>>>> "M" == Michael Sperber
<sperber(a)informatik.uni-tuebingen.de> writes:
>>>> "P" == P E Jareth Hein
<jareth(a)camelot.co.jp> writes:
P> - A majority of new users are coming from
IBM-clone, Macintosh or
P> Amiga backgrounds now, and they are all used to the 'backspace
P> deletes the character before the cursor and moves backwards'
P> functionality. If we wish to attract new users or at least make
P> them feel more comfortable, supporting this as a default they don't
P> have to think about is a win.
M> Well, the problem is that, on Unix, this behavior disagrees with the
M> rest of the system. It might be a good idea on NT, but not on Unix.
The person who originally pushed me to change the default was Ben, who
was unable to actually type the change himself.
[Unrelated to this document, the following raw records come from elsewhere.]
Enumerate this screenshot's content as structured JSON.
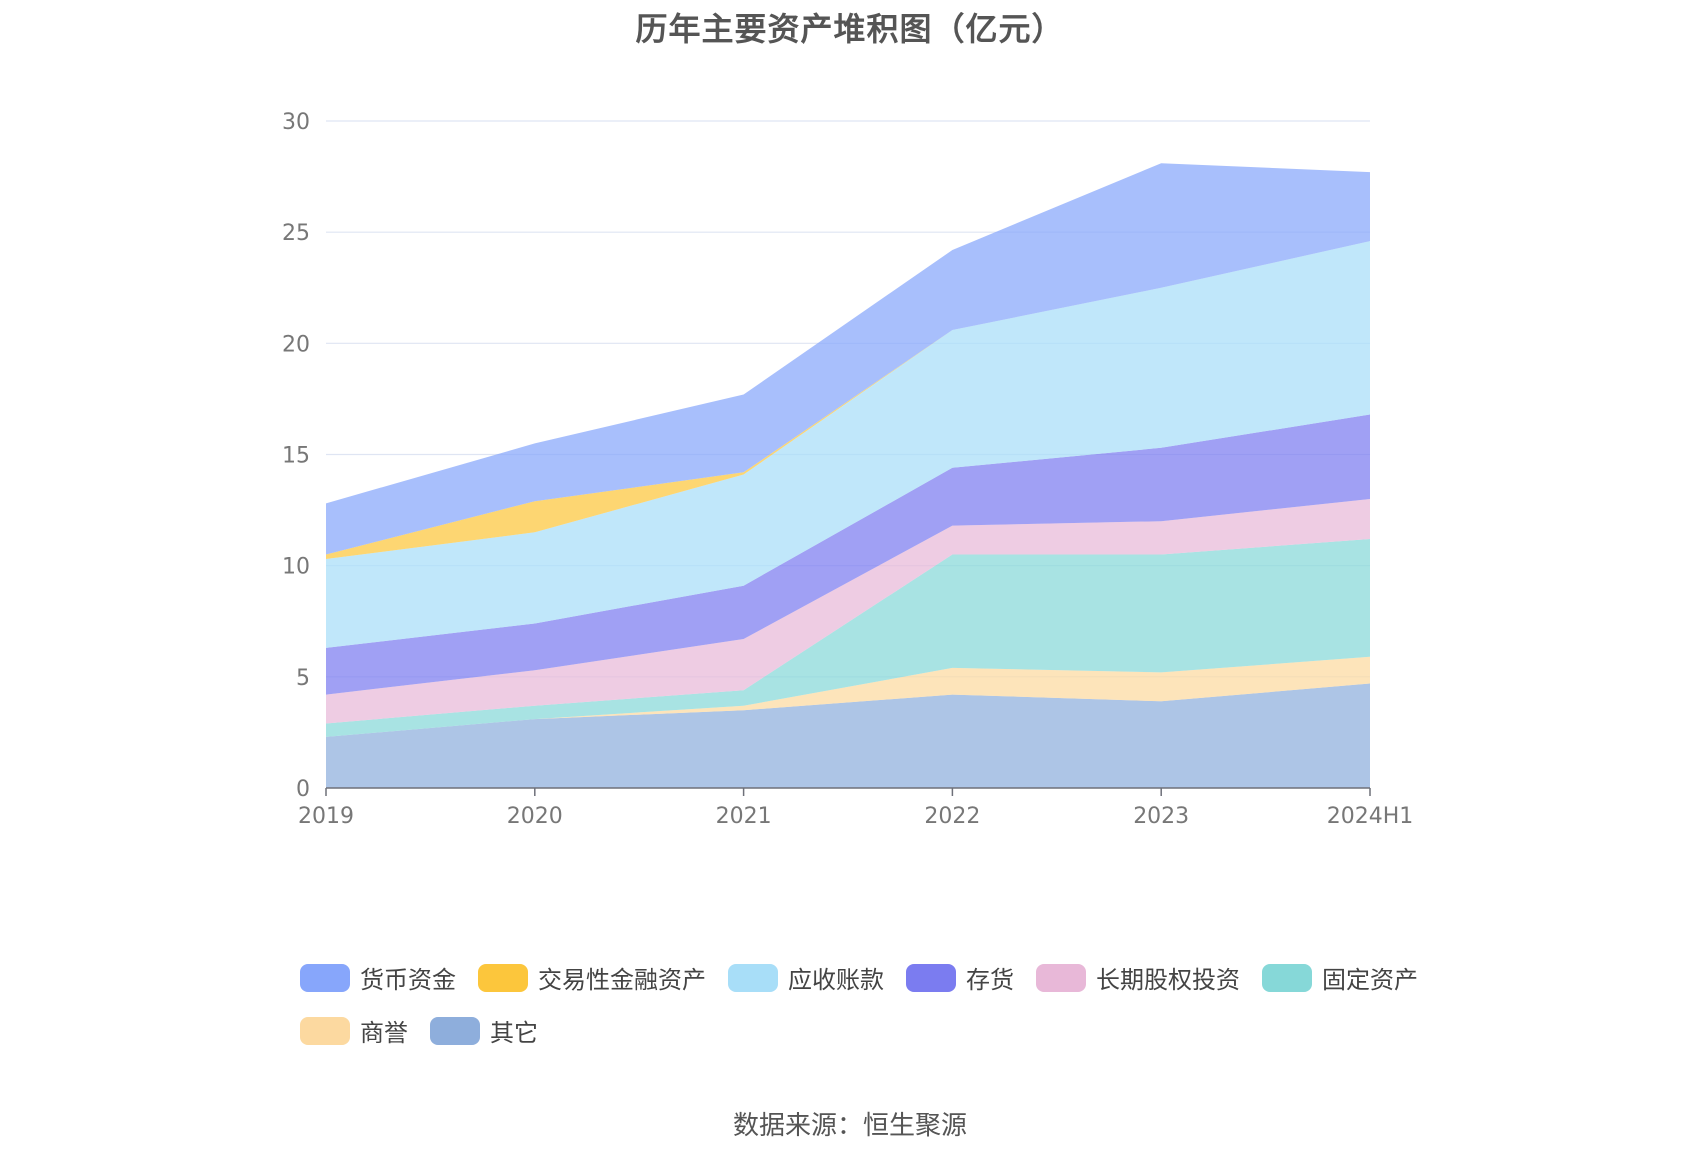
{
  "chart_data": {
    "type": "area",
    "stacked": true,
    "title": "历年主要资产堆积图（亿元）",
    "categories": [
      "2019",
      "2020",
      "2021",
      "2022",
      "2023",
      "2024H1"
    ],
    "ylim": [
      0,
      30
    ],
    "yticks": [
      "0",
      "5",
      "10",
      "15",
      "20",
      "25",
      "30"
    ],
    "grid": true,
    "legend_position": "bottom",
    "series": [
      {
        "name": "其它",
        "color": "#8eaedc",
        "values": [
          2.3,
          3.1,
          3.5,
          4.2,
          3.9,
          4.7
        ]
      },
      {
        "name": "商誉",
        "color": "#fcd9a0",
        "values": [
          0.0,
          0.0,
          0.2,
          1.2,
          1.3,
          1.2
        ]
      },
      {
        "name": "固定资产",
        "color": "#86d8d8",
        "values": [
          0.6,
          0.6,
          0.7,
          5.1,
          5.3,
          5.3
        ]
      },
      {
        "name": "长期股权投资",
        "color": "#e8b8d8",
        "values": [
          1.3,
          1.6,
          2.3,
          1.3,
          1.5,
          1.8
        ]
      },
      {
        "name": "存货",
        "color": "#7b7cf0",
        "values": [
          2.1,
          2.1,
          2.4,
          2.6,
          3.3,
          3.8
        ]
      },
      {
        "name": "应收账款",
        "color": "#a8def8",
        "values": [
          4.0,
          4.1,
          5.0,
          6.2,
          7.2,
          7.8
        ]
      },
      {
        "name": "交易性金融资产",
        "color": "#fcc63c",
        "values": [
          0.2,
          1.4,
          0.1,
          0.0,
          0.0,
          0.0
        ]
      },
      {
        "name": "货币资金",
        "color": "#87a6fb",
        "values": [
          2.3,
          2.6,
          3.5,
          3.6,
          5.6,
          3.1
        ]
      }
    ],
    "legend_order": [
      "货币资金",
      "交易性金融资产",
      "应收账款",
      "存货",
      "长期股权投资",
      "固定资产",
      "商誉",
      "其它"
    ]
  },
  "source": "数据来源：恒生聚源"
}
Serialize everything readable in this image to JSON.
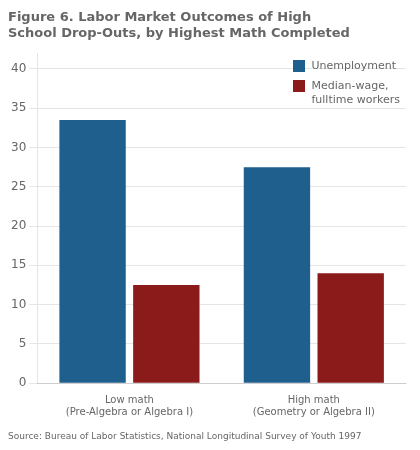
{
  "chart_data": {
    "type": "bar",
    "title": "Figure 6. Labor Market Outcomes of High\nSchool Drop-Outs, by Highest Math Completed",
    "categories": [
      "Low math\n(Pre-Algebra or Algebra I)",
      "High math\n(Geometry or Algebra II)"
    ],
    "series": [
      {
        "name": "Unemployment",
        "color": "#1e5f8e",
        "values": [
          33.5,
          27.5
        ]
      },
      {
        "name": "Median-wage,\nfulltime workers",
        "color": "#8b1a1a",
        "values": [
          12.5,
          14.0
        ]
      }
    ],
    "ylim": [
      0,
      42
    ],
    "yticks": [
      0,
      5,
      10,
      15,
      20,
      25,
      30,
      35,
      40
    ],
    "grid": true,
    "legend": "upper right",
    "annotations": [
      "Source: Bureau of Labor Statistics, National Longitudinal Survey of Youth 1997"
    ]
  }
}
So consider the
original change to make delete-key-deletes-forward to default to yes
to be Ben's. I am merely strongly defending his opinion.
The only other applications that use Delete to delete backwards are
shells and other Emacsen. Shells are special because of historical
tty legacy braindamage - the only editing possible was backward
deletion, using exactly one designated backward erase key (no way to
define two).
Commercial software tends to be Motify, which uses the industry
standard user interface for Backspace and Delete. New free software
will use libraries like GTK or Qt, which I have never used, but would
be surprised if they didn't also use the industry standard user
interface.
Martin
P.S. Oh, yeah, xedit on Unix (not VM/CMS) does things Steve's way.
An editor I would rather not be associated with.